Faceted navigation for e-commerce
November 19, 2010 8:14 AM   Subscribe

I'm going to be helping a friend set up a small web store. I'm already pretty comfortable with Wordpress, somewhat comfortable with Drupal, so I'd prefer to use one of those plus a shopping-cart plugin. I've got some particular requirements.

Here's the tricky part: most e-commerce systems seem oriented around cataloguing a bunch of different products with a few variations. She essentially sells one product—handmade journals—with many variations, some of which affect the price—size, page count, paper type, binding color.

Ideally, I want to represent this faceted structure in the back end—from what I've seen, the various e-commerce plugins nudge me toward creating a tree structure to represent all the product variations.

Even if I do wind up using a tree structure to represent the products in the back end, I want to be able to present customers with a faceted navigation system—where you'd be able to pick all the various options independently without navigating through a tree.

I've looked through previous AskMe questions on Wordpress, Drupal, and e-commerce, which have been very educational, but haven't found quite the right thing yet. I'd prefer to use something that interacts with Wordpress (I've themed it before, and I'll need to develop a theme for this project), but I'm open to learning something new.

Suggestions?
posted by adamrice to Computers & Internet (7 answers total) 6 users marked this as a favorite
 
Shopify
posted by empath at 8:18 AM on November 19, 2010


Using Wordpress or the like, could you use tags or custom taxonomies to handle things?
posted by backwards guitar at 9:46 AM on November 19, 2010


Response by poster: I've wondered about using a custom taxonomy—that might be an avenue worth exploring. Dunno.
posted by adamrice at 9:58 AM on November 19, 2010


If you go the Drupal way, you'll want to go with Druapl 6 (7 is out in beta3 right now, but you don't do ecommerce with beta software). Drupal 6 works nciely with the Ubercart modules for ecommerce. Ubercart under D7/forking/etc is a story that I'm not going to explain here, but from what I've read, it looks like under D7 you'll want the commerce module since that's what everyone will be using. They're working on a migration path now, but you've got at least a month if not longer for D7 to come out.

Anyhow, with Ubercart, you want to enable the uc_attributes module, that will let you assign custom attributes to each product (or in this case, just your one) and do things like track inventory and sales and change prices based on these attributes. I'm sure if you Google you'll find tons of blog posts about people using it.

As for WordPress and other software, I'm sure other people who work with those platforms will chime in here soon with how to do the same stuff over in their world.
posted by Brian Puccio at 11:40 AM on November 19, 2010


Foxycart may be worth a look, too--they allow you to have pretty much unlimited product attributes that effect the price in very flexible and customizable ways. It isn't as simple as a plugin-based solution but you can do a lot without much coding.
posted by firefleet at 4:18 PM on November 19, 2010


Just as a tip - google for some Real estate themes tutorials - they tend to do the "check options you're searching for to get results". Should be able to convert to a product catalogue, I'd think. Foxycart, mentioned above, is a nice shopping cart plugin but won't help with the organizing thing.
posted by backwards guitar at 5:28 PM on November 19, 2010


No, no, no -- you want WordPress + the very awesome Shopp plugin. (It's way better than the more widely-known WP E-Commerce plugin, which is bloated and annoying IMHO.)
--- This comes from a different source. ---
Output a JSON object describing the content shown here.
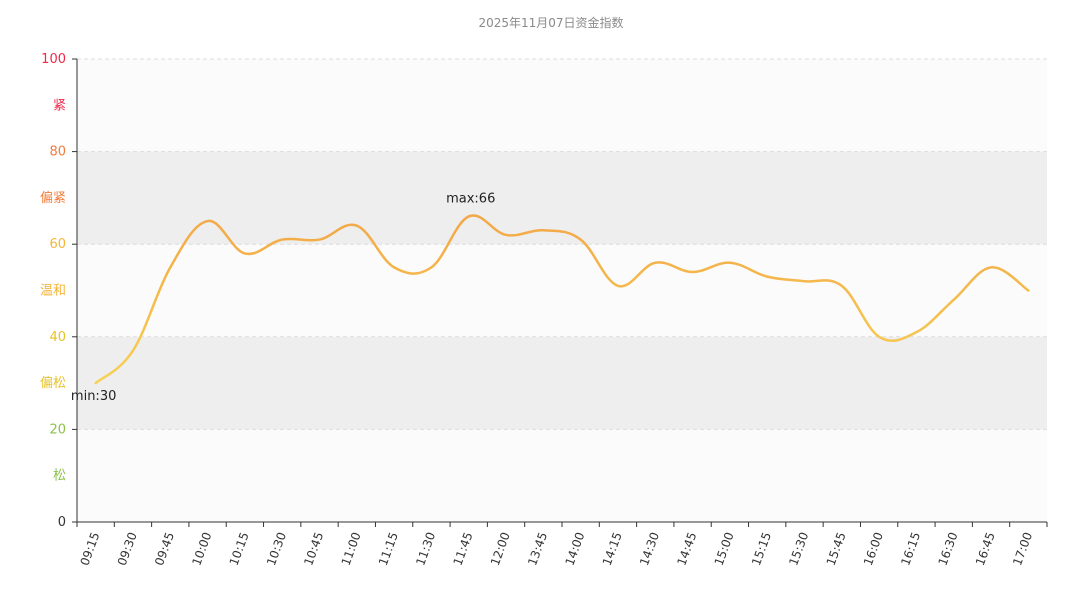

You can absolutely do variations on a product that have different prices. A clothing site I worked on features multiple shirt styles, each with its own product page, and each shirt then has dropdowns where you choose not only the size (S, M, L, XL) but the color too (blue, purple, etc.), and each individual variation can have their own SKU code for backend tracking and their own price and their own weight (if you do shipping by weight) and stuff like that. And each product page can have tags on them, to allow for faceted searching instead of tree searching. You can do categories too, if you want, but you're not stuck with single-use categories. I like the tags better myself.

(I won't link the site here because of MeFi's no-self-link-spam rules, but if you want to see what I'm talking about, MeMail me.)

Shopp has an easy-to-understand theming system too -- if you already know WP theming, this will be a cinch. And there are lots of optional add-ons that will do real-time FedEx or USPS shipping estimates, too. As for payment options, I've used PayPal Standard (where it sends you to a PayPal page for the final checkout, then back to the merchant site when you're done), PayPal Pro (where you enter all credit card stuff on the merchant site and it's seamless), and a major card processor's backend (also seamless) with various Shopp sites I've worked on, and they're all good.